Benjamin Franklin once said “The Only Two Certainties In Life Are Death And Taxes”. But if he was an engineer he’d probably add another to that list, outages. Engineers at Facebook would doubtless agree after the recent outage, seemingly caused by running a command which unintentionally took down all the connections in their backbone network and shutdown not only Facebook, but also Whatsapp and Instagram.
During an outage you’ll see engineers frantically trying to figure out what is going on, stress levels are high, with pressure from all sides as the business is losing money. And if the company tackles this badly, it could not only stop them solving the problem by stressing the engineers further, but cause reputational damage, the risk of engineers and others quitting... and CEO’s losing billions in investment.
When the shit is hitting the proverbial fan, one of the first things you probably want as an engineer is a reassuring hug, whether that is physical or virtual.
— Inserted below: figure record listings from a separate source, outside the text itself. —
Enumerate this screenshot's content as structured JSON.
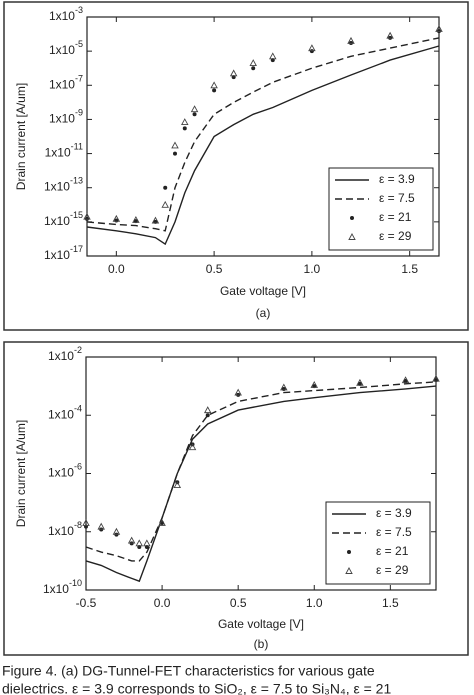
{
  "chart_data": [
    {
      "type": "line",
      "panel_label": "(a)",
      "x_label": "Gate voltage [V]",
      "y_label": "Drain current [A/um]",
      "log_y": true,
      "legend": "lower right",
      "x": [
        -0.15,
        0,
        0.1,
        0.2,
        0.25,
        0.3,
        0.35,
        0.4,
        0.5,
        0.6,
        0.7,
        0.8,
        1.0,
        1.2,
        1.4,
        1.65
      ],
      "xlim": [
        -0.15,
        1.65
      ],
      "xticks": [
        {
          "value": 0,
          "label": "0.0"
        },
        0.5,
        {
          "value": 1,
          "label": "1.0"
        },
        1.5
      ],
      "ylim": [
        1e-17,
        0.001
      ],
      "yticks": [
        {
          "value": 0.001,
          "label": "1x10",
          "sup": "-3"
        },
        {
          "value": 1e-05,
          "label": "1x10",
          "sup": "-5"
        },
        {
          "value": 1e-07,
          "label": "1x10",
          "sup": "-7"
        },
        {
          "value": 1e-09,
          "label": "1x10",
          "sup": "-9"
        },
        {
          "value": 1e-11,
          "label": "1x10",
          "sup": "-11"
        },
        {
          "value": 1e-13,
          "label": "1x10",
          "sup": "-13"
        },
        {
          "value": 1e-15,
          "label": "1x10",
          "sup": "-15"
        },
        {
          "value": 1e-17,
          "label": "1x10",
          "sup": "-17"
        }
      ],
      "series": [
        {
          "name": "ε = 3.9",
          "color": "#222222",
          "style": "solid",
          "values": [
            5e-16,
            3e-16,
            2e-16,
            1.2e-16,
            5e-17,
            1e-15,
            5e-14,
            1e-12,
            1e-10,
            5e-10,
            2e-09,
            5e-09,
            5e-08,
            4e-07,
            3e-06,
            2e-05
          ]
        },
        {
          "name": "ε = 7.5",
          "color": "#222222",
          "style": "dashed",
          "values": [
            1e-15,
            7e-16,
            6e-16,
            4e-16,
            3e-16,
            1e-13,
            3e-12,
            5e-11,
            2e-09,
            1e-08,
            4e-08,
            1.5e-07,
            1e-06,
            5e-06,
            1.5e-05,
            6e-05
          ]
        },
        {
          "name": "ε = 21",
          "color": "#222222",
          "style": "dots",
          "values": [
            1.5e-15,
            1.2e-15,
            1.1e-15,
            1e-15,
            1e-13,
            1e-11,
            3e-10,
            2e-09,
            5e-08,
            3e-07,
            1e-06,
            3e-06,
            1e-05,
            3e-05,
            6e-05,
            0.00015
          ]
        },
        {
          "name": "ε = 29",
          "color": "#444444",
          "style": "triangles",
          "values": [
            2e-15,
            1.5e-15,
            1.3e-15,
            1.2e-15,
            1e-14,
            3e-11,
            7e-10,
            4e-09,
            1e-07,
            5e-07,
            2e-06,
            5e-06,
            1.5e-05,
            4e-05,
            8e-05,
            0.0002
          ]
        }
      ]
    },
    {
      "type": "line",
      "panel_label": "(b)",
      "x_label": "Gate voltage [V]",
      "y_label": "Drain current [A/um]",
      "log_y": true,
      "legend": "lower right",
      "x": [
        -0.5,
        -0.4,
        -0.3,
        -0.2,
        -0.15,
        -0.1,
        0,
        0.1,
        0.2,
        0.3,
        0.5,
        0.8,
        1.0,
        1.3,
        1.6,
        1.8
      ],
      "xlim": [
        -0.5,
        1.8
      ],
      "xticks": [
        -0.5,
        {
          "value": 0,
          "label": "0.0"
        },
        0.5,
        {
          "value": 1,
          "label": "1.0"
        },
        1.5
      ],
      "ylim": [
        1e-10,
        0.01
      ],
      "yticks": [
        {
          "value": 0.01,
          "label": "1x10",
          "sup": "-2"
        },
        {
          "value": 0.0001,
          "label": "1x10",
          "sup": "-4"
        },
        {
          "value": 1e-06,
          "label": "1x10",
          "sup": "-6"
        },
        {
          "value": 1e-08,
          "label": "1x10",
          "sup": "-8"
        },
        {
          "value": 1e-10,
          "label": "1x10",
          "sup": "-10"
        }
      ],
      "series": [
        {
          "name": "ε = 3.9",
          "color": "#222222",
          "style": "solid",
          "values": [
            1e-09,
            7e-10,
            4e-10,
            2.5e-10,
            2e-10,
            1e-09,
            3e-08,
            1e-06,
            1.5e-05,
            5e-05,
            0.00015,
            0.0003,
            0.0004,
            0.0006,
            0.0008,
            0.001
          ]
        },
        {
          "name": "ε = 7.5",
          "color": "#222222",
          "style": "dashed",
          "values": [
            3e-09,
            2e-09,
            1.5e-09,
            1e-09,
            1e-09,
            2e-09,
            3e-08,
            1e-06,
            2e-05,
            0.0001,
            0.0003,
            0.0006,
            0.0007,
            0.0009,
            0.0012,
            0.0014
          ]
        },
        {
          "name": "ε = 21",
          "color": "#222222",
          "style": "dots",
          "values": [
            1.5e-08,
            1.2e-08,
            8e-09,
            4e-09,
            3e-09,
            3e-09,
            2e-08,
            5e-07,
            1e-05,
            0.0001,
            0.0005,
            0.0008,
            0.001,
            0.0012,
            0.0015,
            0.0016
          ]
        },
        {
          "name": "ε = 29",
          "color": "#444444",
          "style": "triangles",
          "values": [
            2e-08,
            1.5e-08,
            1e-08,
            5e-09,
            4e-09,
            4e-09,
            2e-08,
            4e-07,
            8e-06,
            0.00015,
            0.0006,
            0.0009,
            0.0011,
            0.0013,
            0.0016,
            0.0018
          ]
        }
      ]
    }
  ],
  "caption": [
    "Figure 4. (a) DG-Tunnel-FET characteristics for various gate",
    "dielectrics. ε = 3.9 corresponds to SiO₂, ε = 7.5 to Si₃N₄, ε = 21"
  ]
}
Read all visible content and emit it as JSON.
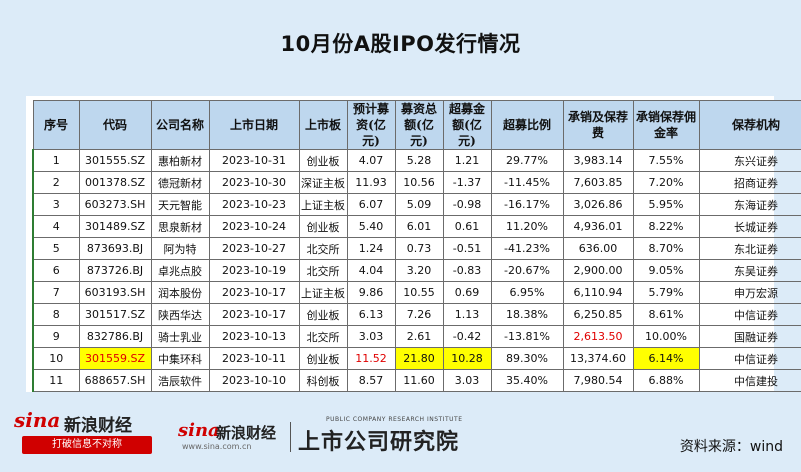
{
  "title": "10月份A股IPO发行情况",
  "table": {
    "headers": [
      "序号",
      "代码",
      "公司名称",
      "上市日期",
      "上市板",
      "预计募资(亿元)",
      "募资总额(亿元)",
      "超募金额(亿元)",
      "超募比例",
      "承销及保荐费",
      "承销保荐佣金率",
      "保荐机构"
    ],
    "rows": [
      [
        "1",
        "301555.SZ",
        "惠柏新材",
        "2023-10-31",
        "创业板",
        "4.07",
        "5.28",
        "1.21",
        "29.77%",
        "3,983.14",
        "7.55%",
        "东兴证券"
      ],
      [
        "2",
        "001378.SZ",
        "德冠新材",
        "2023-10-30",
        "深证主板",
        "11.93",
        "10.56",
        "-1.37",
        "-11.45%",
        "7,603.85",
        "7.20%",
        "招商证券"
      ],
      [
        "3",
        "603273.SH",
        "天元智能",
        "2023-10-23",
        "上证主板",
        "6.07",
        "5.09",
        "-0.98",
        "-16.17%",
        "3,026.86",
        "5.95%",
        "东海证券"
      ],
      [
        "4",
        "301489.SZ",
        "思泉新材",
        "2023-10-24",
        "创业板",
        "5.40",
        "6.01",
        "0.61",
        "11.20%",
        "4,936.01",
        "8.22%",
        "长城证券"
      ],
      [
        "5",
        "873693.BJ",
        "阿为特",
        "2023-10-27",
        "北交所",
        "1.24",
        "0.73",
        "-0.51",
        "-41.23%",
        "636.00",
        "8.70%",
        "东北证券"
      ],
      [
        "6",
        "873726.BJ",
        "卓兆点胶",
        "2023-10-19",
        "北交所",
        "4.04",
        "3.20",
        "-0.83",
        "-20.67%",
        "2,900.00",
        "9.05%",
        "东吴证券"
      ],
      [
        "7",
        "603193.SH",
        "润本股份",
        "2023-10-17",
        "上证主板",
        "9.86",
        "10.55",
        "0.69",
        "6.95%",
        "6,110.94",
        "5.79%",
        "申万宏源"
      ],
      [
        "8",
        "301517.SZ",
        "陕西华达",
        "2023-10-17",
        "创业板",
        "6.13",
        "7.26",
        "1.13",
        "18.38%",
        "6,250.85",
        "8.61%",
        "中信证券"
      ],
      [
        "9",
        "832786.BJ",
        "骑士乳业",
        "2023-10-13",
        "北交所",
        "3.03",
        "2.61",
        "-0.42",
        "-13.81%",
        "2,613.50",
        "10.00%",
        "国融证券"
      ],
      [
        "10",
        "301559.SZ",
        "中集环科",
        "2023-10-11",
        "创业板",
        "11.52",
        "21.80",
        "10.28",
        "89.30%",
        "13,374.60",
        "6.14%",
        "中信证券"
      ],
      [
        "11",
        "688657.SH",
        "浩辰软件",
        "2023-10-10",
        "科创板",
        "8.57",
        "11.60",
        "3.03",
        "35.40%",
        "7,980.54",
        "6.88%",
        "中信建投"
      ]
    ]
  },
  "highlights": {
    "red": [
      "9.10",
      "10.2",
      "10.6"
    ],
    "yellow": [
      "10.2",
      "10.7",
      "10.8",
      "10.11"
    ]
  },
  "footer": {
    "logo1_sina": "sina",
    "logo1_text": "新浪财经",
    "logo1_tagline": "打破信息不对称",
    "logo2_sina": "sina",
    "logo2_text": "新浪财经",
    "logo2_url": "www.sina.com.cn",
    "logo3_en": "PUBLIC COMPANY RESEARCH INSTITUTE",
    "logo3_text": "上市公司研究院",
    "source": "资料来源：wind"
  },
  "colors": {
    "header_bg": "#bed7ee",
    "page_bg": "#dcebf8",
    "highlight_red": "#e00000",
    "highlight_yellow": "#ffff00",
    "brand_red": "#d00000"
  }
}
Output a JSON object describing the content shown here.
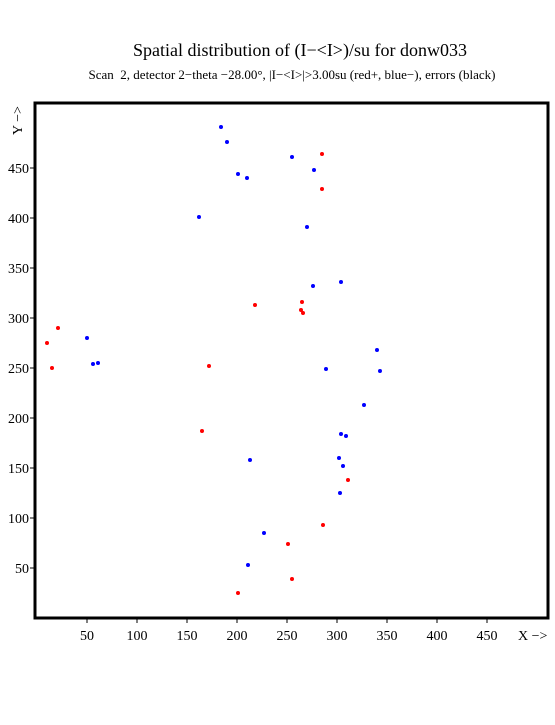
{
  "chart_data": {
    "type": "scatter",
    "title": "Spatial distribution of (I−<I>)/su for donw033",
    "subtitle": "Scan  2, detector 2−theta −28.00°, |I−<I>|>3.00su (red+, blue−), errors (black)",
    "x_label": "X −>",
    "y_label": "Y −>",
    "xlim": [
      -2,
      511
    ],
    "ylim": [
      0,
      515
    ],
    "xticks": [
      50,
      100,
      150,
      200,
      250,
      300,
      350,
      400,
      450
    ],
    "yticks": [
      50,
      100,
      150,
      200,
      250,
      300,
      350,
      400,
      450
    ],
    "series": [
      {
        "color": "#0000ff",
        "x": [
          184,
          190,
          255,
          277,
          201,
          210,
          162,
          270,
          276,
          304,
          50,
          56,
          61,
          340,
          289,
          343,
          327,
          304,
          309,
          213,
          302,
          306,
          303,
          227,
          211
        ],
        "y": [
          491,
          476,
          461,
          448,
          444,
          440,
          401,
          391,
          332,
          336,
          280,
          254,
          255,
          268,
          249,
          247,
          213,
          184,
          182,
          158,
          160,
          152,
          125,
          85,
          53
        ]
      },
      {
        "color": "#ff0000",
        "x": [
          285,
          285,
          218,
          265,
          264,
          266,
          21,
          10,
          15,
          172,
          165,
          311,
          286,
          251,
          255,
          201
        ],
        "y": [
          464,
          429,
          313,
          316,
          308,
          305,
          290,
          275,
          250,
          252,
          187,
          138,
          93,
          74,
          39,
          25
        ]
      }
    ]
  }
}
This year's Nobel Prize was on the topic of a good hug, as hugs have been proven to be good for your health and improve your ability to bounce back from a crisis. No wonder then that when an outage happens Twitter is inundated with hashtags of #HugOps. Engineers understand that the team involved in fixing the issue is dealing with high levels of stress and a show of support, even by just tweeting #HugOps, can make a real difference.
How would you go about making HugOps a real practise inside your company, and not just something you tweet?
This easy to talk about but hard to develop team skill looks to make sure people feel safe to raise issues and secure in both their job and themselves that they won’t be punished for doing so. It relies on effort from the team to hold each person accountable when they aren’t allowing others to feel safe.
If you go into finding out what’s wrong with the view of finding out who was responsible, then all that anxiety your engineers were feeling is justified. Structuring your postmortem to look for root causes, not root people, will allow you to focus on improving the system without the stress. If the outage was caused by “human error” look deeper - why was the error possible? Poor UI, or a lack of checks and balances in a system or process likely allowed a mistake to make it to production. Ideally you’d have a cool, calm chairperson who has taken their own emotion out of the situation and works to help others reflect, and deal with those who may have come into a postmortem with still heightened emotion.
Mike Tyson said it best, “Everybody has a plan until they get punched in the face”. To paraphrase, Iron Mike is talking about how the plans we make when we’re calm and good don’t translate when everything goes to hell. Chaos Engineering is designed to predict how the world might change; using both science and art. The art comes from Futures Thinking processes, looking at the world of the possible. The science is asking your system ‘what if’ based on these futures. “What happens to my data centre if the available energy drops to 10%” or “What happens to my company if us-east-1 goes down.”
So how would you know a company is doing HugOps well? We think low anxiety, high accountability, with great team empathy and trying to predict the future are all great indicators. Conversely, being yelled at by the boss before 20 engineers suddenly become unemployed is not.